"Essen war meine Droge" - Leben mit der Binge-Eating-Störung

Leben mit der Binge-Eating-Störung 03:57 Min. Verfügbar bis 26.03.2022

"Essen war meine Droge" - Leben mit der Binge-Eating-Störung

Die Binge-Eating-Störung ist die häufigste Essstörung und nicht - wie viele glauben - Magersucht oder Bulimie. Bis zu vier Prozent der 20- bis 30-Jährigen sind davon betroffen. 

Laura, 25, hat unter dieser Essstörung gelitten und erzählt uns im WDR-Interview, wie die Fressattacken ihr Leben jahrelang bestimmt haben. Heute hat sie die Sucht unter Kontrolle.

WDR: Laura, wie würden Sie Binge Eating beschreiben?

Laura

Laura geht offen mit der Sucht um.

Laura: Es ist eine Erkrankung, ähnlich wie eine Drogenabhängigkeit. Man sucht nach einem gewissen Gefühl, sucht es im Essen. Vor allem der Kontrollverlust ist schrecklich. Man ist einfach nicht mehr Herr seiner Sinne. Sobald ich den Supermarkt betreten habe, war ich ferngesteuert, wie eine Marionette die Sachen kauft und dann isst. Ein Teufelskreis.

WDR: Wie lief so eine Fressattacke ab?

Laura: Wenn ich eine Fressattacke hatte, habe ich immer unkontrolliert eingekauft. Alles, worauf ich Lust hatte, landete im Einkaufswagen. Egal ob Fertiggerichte, Süßigkeiten, Brötchen … es gab kein Limit. Umso mehr, umso besser. Daheim habe ich dann alles aufgerissen und gegessen. Fertiggerichte auch kalt gegessen. Ich habe in diesen Momenten auch keinen Geschmack gehabt. Es ging nur darum, so viel wie möglich in sich hineinzustopfen.

WDR: Ist der Supermarkt ein gefährlicher Ort?

Laura: Heute nicht mehr. Früher war es mein Drogendealer. Hier konnte ich alles kaufen, was mich auf irgendeine Weise befriedigt hat - essenstechnisch. Essen war definitiv wie eine Droge für mich.

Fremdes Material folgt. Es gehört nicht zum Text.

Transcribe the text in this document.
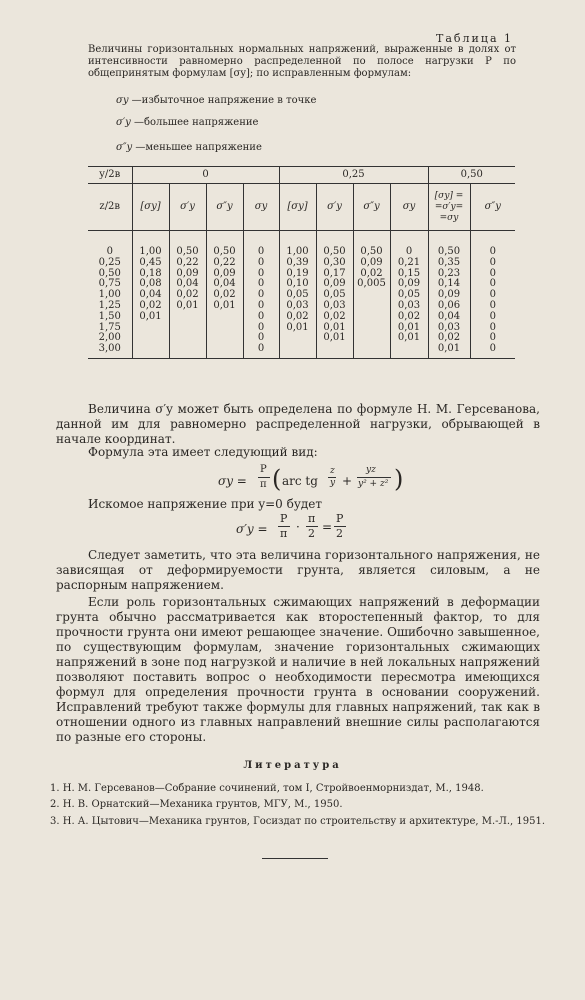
Таблица 1
Величины горизонтальных нормальных напряжений, выраженные в долях от интенсивности равномерно распределенной по полосе нагрузки P по общепринятым формулам [σy]; по исправленным формулам:
σy —избыточное напряжение в точке
σ′y —большее напряжение
σ″y —меньшее напряжение
y/2в	0				0,25				0,50	
z/2в	[σy]	σ′y	σ″y	σy	[σy]	σ′y	σ″y	σy	[σy] = =σ′y= =σy	σ″y

0	1,00	0,50	0,50	0	1,00	0,50	0,50	0	0,50	0
0,25	0,45	0,22	0,22	0	0,39	0,30	0,09	0,21	0,35	0
0,50	0,18	0,09	0,09	0	0,19	0,17	0,02	0,15	0,23	0
0,75	0,08	0,04	0,04	0	0,10	0,09	0,005	0,09	0,14	0
1,00	0,04	0,02	0,02	0	0,05	0,05		0,05	0,09	0
1,25	0,02	0,01	0,01	0	0,03	0,03		0,03	0,06	0
1,50	0,01			0	0,02	0,02		0,02	0,04	0
1,75				0	0,01	0,01		0,01	0,03	0
2,00				0		0,01		0,01	0,02	0
3,00				0					0,01	0
Величина σ′y может быть определена по формуле Н. М. Герсеванова, данной им для равномерно распределенной нагрузки, обрывающей в начале координат.
Формула эта имеет следующий вид:
σy =
P
π ( arc tg
z
y +
yz
y² + z² )
Искомое напряжение при y=0 будет
σ′y =
P
π ·
π
2 =
P
2
Следует заметить, что эта величина горизонтального напряжения, не зависящая от деформируемости грунта, является силовым, а не распорным напряжением.
Если роль горизонтальных сжимающих напряжений в деформации грунта обычно рассматривается как второстепенный фактор, то для прочности грунта они имеют решающее значение. Ошибочно завышенное, по существующим формулам, значение горизонтальных сжимающих напряжений в зоне под нагрузкой и наличие в ней локальных напряжений позволяют поставить вопрос о необходимости пересмотра имеющихся формул для определения прочности грунта в основании сооружений. Исправлений требуют также формулы для главных напряжений, так как в отношении одного из главных направлений внешние силы располагаются по разные его стороны.
Литература
1. Н. М. Герсеванов—Собрание сочинений, том I, Стройвоенморниздат, М., 1948.
2. Н. В. Орнатский—Механика грунтов, МГУ, М., 1950.
3. Н. А. Цытович—Механика грунтов, Госиздат по строительству и архитектуре, М.-Л., 1951.
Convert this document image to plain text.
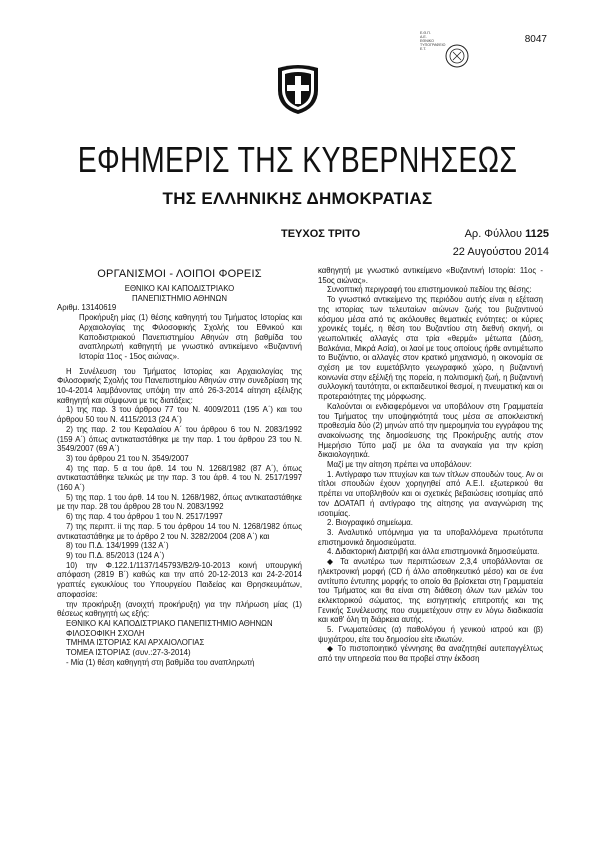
8047
Ε.Θ.Π.
Α.Ε.
ΕΘΝΙΚΟ
ΤΥΠΟΓΡΑΦΕΙΟ
Ε.Τ.
ΕΦΗΜΕΡΙΣ ΤΗΣ ΚΥΒΕΡΝΗΣΕΩΣ
ΤΗΣ ΕΛΛΗΝΙΚΗΣ ΔΗΜΟΚΡΑΤΙΑΣ
ΤΕΥΧΟΣ ΤΡΙΤΟ	Αρ. Φύλλου 1125
22 Αυγούστου 2014
ΟΡΓΑΝΙΣΜΟΙ - ΛΟΙΠΟΙ ΦΟΡΕΙΣ

ΕΘΝΙΚΟ ΚΑΙ ΚΑΠΟΔΙΣΤΡΙΑΚΟ

ΠΑΝΕΠΙΣΤΗΜΙΟ ΑΘΗΝΩΝ

Αριθμ. 13140619
Προκήρυξη μίας (1) θέσης καθηγητή του Τμήματος Ιστορίας και Αρχαιολογίας της Φιλοσοφικής Σχολής του Εθνικού και Καποδιστριακού Πανεπιστημίου Αθηνών στη βαθμίδα του αναπληρωτή καθηγητή με γνωστικό αντικείμενο «Βυζαντινή Ιστορία 11ος - 15ος αιώνας».

Η Συνέλευση του Τμήματος Ιστορίας και Αρχαιολογίας της Φιλοσοφικής Σχολής του Πανεπιστημίου Αθηνών στην συνεδρίαση της 10-4-2014 λαμβάνοντας υπόψη την από 26-3-2014 αίτηση εξέλιξης καθηγητή και σύμφωνα με τις διατάξεις:

1) της παρ. 3 του άρθρου 77 του Ν. 4009/2011 (195 Α΄) και του άρθρου 50 του Ν. 4115/2013 (24 Α΄)

2) της παρ. 2 του Κεφαλαίου Α΄ του άρθρου 6 του Ν. 2083/1992 (159 Α΄) όπως αντικαταστάθηκε με την παρ. 1 του άρθρου 23 του Ν. 3549/2007 (69 Α΄)

3) του άρθρου 21 του Ν. 3549/2007

4) της παρ. 5 α του άρθ. 14 του Ν. 1268/1982 (87 Α΄), όπως αντικαταστάθηκε τελικώς με την παρ. 3 του άρθ. 4 του Ν. 2517/1997 (160 Α΄)

5) της παρ. 1 του άρθ. 14 του Ν. 1268/1982, όπως αντικαταστάθηκε με την παρ. 28 του άρθρου 28 του Ν. 2083/1992

6) της παρ. 4 του άρθρου 1 του Ν. 2517/1997

7) της περιπτ. ii της παρ. 5 του άρθρου 14 του Ν. 1268/1982 όπως αντικαταστάθηκε με το άρθρο 2 του Ν. 3282/2004 (208 Α΄) και

8) του Π.Δ. 134/1999 (132 Α΄)

9) του Π.Δ. 85/2013 (124 Α΄)

10) την Φ.122.1/1137/145793/Β2/9-10-2013 κοινή υπουργική απόφαση (2819 Β΄) καθώς και την από 20-12-2013 και 24-2-2014 γραπτές εγκυκλίους του Υπουργείου Παιδείας και Θρησκευμάτων, αποφασίσε:

την προκήρυξη (ανοιχτή προκήρυξη) για την πλήρωση μίας (1) θέσεως καθηγητή ως εξής:

ΕΘΝΙΚΟ ΚΑΙ ΚΑΠΟΔΙΣΤΡΙΑΚΟ ΠΑΝΕΠΙΣΤΗΜΙΟ ΑΘΗΝΩΝ

ΦΙΛΟΣΟΦΙΚΗ ΣΧΟΛΗ

ΤΜΗΜΑ ΙΣΤΟΡΙΑΣ ΚΑΙ ΑΡΧΑΙΟΛΟΓΙΑΣ

ΤΟΜΕΑ ΙΣΤΟΡΙΑΣ (συν.:27-3-2014)

- Μία (1) θέση καθηγητή στη βαθμίδα του αναπληρωτή

καθηγητή με γνωστικό αντικείμενο «Βυζαντινή Ιστορία: 11ος - 15ος αιώνας».

Συνοπτική περιγραφή του επιστημονικού πεδίου της θέσης:

Το γνωστικό αντικείμενο της περιόδου αυτής είναι η εξέταση της ιστορίας των τελευταίων αιώνων ζωής του βυζαντινού κόσμου μέσα από τις ακόλουθες θεματικές ενότητες: οι κύριες χρονικές τομές, η θέση του Βυζαντίου στη διεθνή σκηνή, οι γεωπολιτικές αλλαγές στα τρία «θερμά» μέτωπα (Δύση, Βαλκάνια, Μικρά Ασία), οι λαοί με τους οποίους ήρθε αντιμέτωπο το Βυζάντιο, οι αλλαγές στον κρατικό μηχανισμό, η οικονομία σε σχέση με τον ευμετάβλητο γεωγραφικό χώρο, η βυζαντινή κοινωνία στην εξέλιξή της πορεία, η πολιτισμική ζωή, η βυζαντινή συλλογική ταυτότητα, οι εκπαιδευτικοί θεσμοί, η πνευματική και οι προτεραιότητες της μόρφωσης.

Καλούνται οι ενδιαφερόμενοι να υποβάλουν στη Γραμματεία του Τμήματος την υποψηφιότητά τους μέσα σε αποκλειστική προθεσμία δύο (2) μηνών από την ημερομηνία του εγγράφου της ανακοίνωσης της δημοσίευσης της Προκήρυξης αυτής στον Ημερήσιο Τύπο μαζί με όλα τα αναγκαία για την κρίση δικαιολογητικά.

Μαζί με την αίτηση πρέπει να υποβάλουν:

1. Αντίγραφο των πτυχίων και των τίτλων σπουδών τους. Αν οι τίτλοι σπουδών έχουν χορηγηθεί από Α.Ε.Ι. εξωτερικού θα πρέπει να υποβληθούν και οι σχετικές βεβαιώσεις ισοτιμίας από τον ΔΟΑΤΑΠ ή αντίγραφο της αίτησης για αναγνώριση της ισοτιμίας.

2. Βιογραφικό σημείωμα.

3. Αναλυτικό υπόμνημα για τα υποβαλλόμενα πρωτότυπα επιστημονικά δημοσιεύματα.

4. Διδακτορική Διατριβή και άλλα επιστημονικά δημοσιεύματα.

◆ Τα ανωτέρω των περιπτώσεων 2,3,4 υποβάλλονται σε ηλεκτρονική μορφή (CD ή άλλο αποθηκευτικό μέσο) και σε ένα αντίτυπο έντυπης μορφής το οποίο θα βρίσκεται στη Γραμματεία του Τμήματος και θα είναι στη διάθεση όλων των μελών του εκλεκτορικού σώματος, της εισηγητικής επιτροπής και της Γενικής Συνέλευσης που συμμετέχουν στην εν λόγω διαδικασία και καθ' όλη τη διάρκεια αυτής.

5. Γνωματεύσεις (α) παθολόγου ή γενικού ιατρού και (β) ψυχιάτρου, είτε του δημοσίου είτε ιδιωτών.

◆ Το πιστοποιητικό γέννησης θα αναζητηθεί αυτεπαγγέλτως από την υπηρεσία που θα προβεί στην έκδοση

Menschen mit einer Binge-Eating-Störung leiden unter immer wiederkehrenden Essanfällen. Sie nehmen innerhalb kurzer Zeit große Nahrungsmengen zu sich und haben das Gefühl, die Kontrolle über ihr Essverhalten zu verlieren. Oft leiden Menschen mit einer Binge-Eating-Störung unter psychischen Erkrankungen wie Depressionen oder Ängsten.

 WDR: Was glauben Sie war der Grund für diese Essstörung?

Laura als Kind

Laura zu Schulzeiten.

 Laura: Ich war nie besonders dünn. In der Grundschule fing es an, dass die Kinder mich nicht mehr als Laura, sondern als die Dicke bezeichnet haben. Meistens habe ich probiert, es runterzuschlucken. Aber es hat natürlich nicht funktioniert. Es hat sich eigentlich ganz viel aufgestaut und die Fressattacken waren dann auch ein Ventil, um ein positives Gefühl zu empfinden. Es war die Suche nach Geborgenheit. Essen hat mich ja nie im Stich gelassen oder verletzt.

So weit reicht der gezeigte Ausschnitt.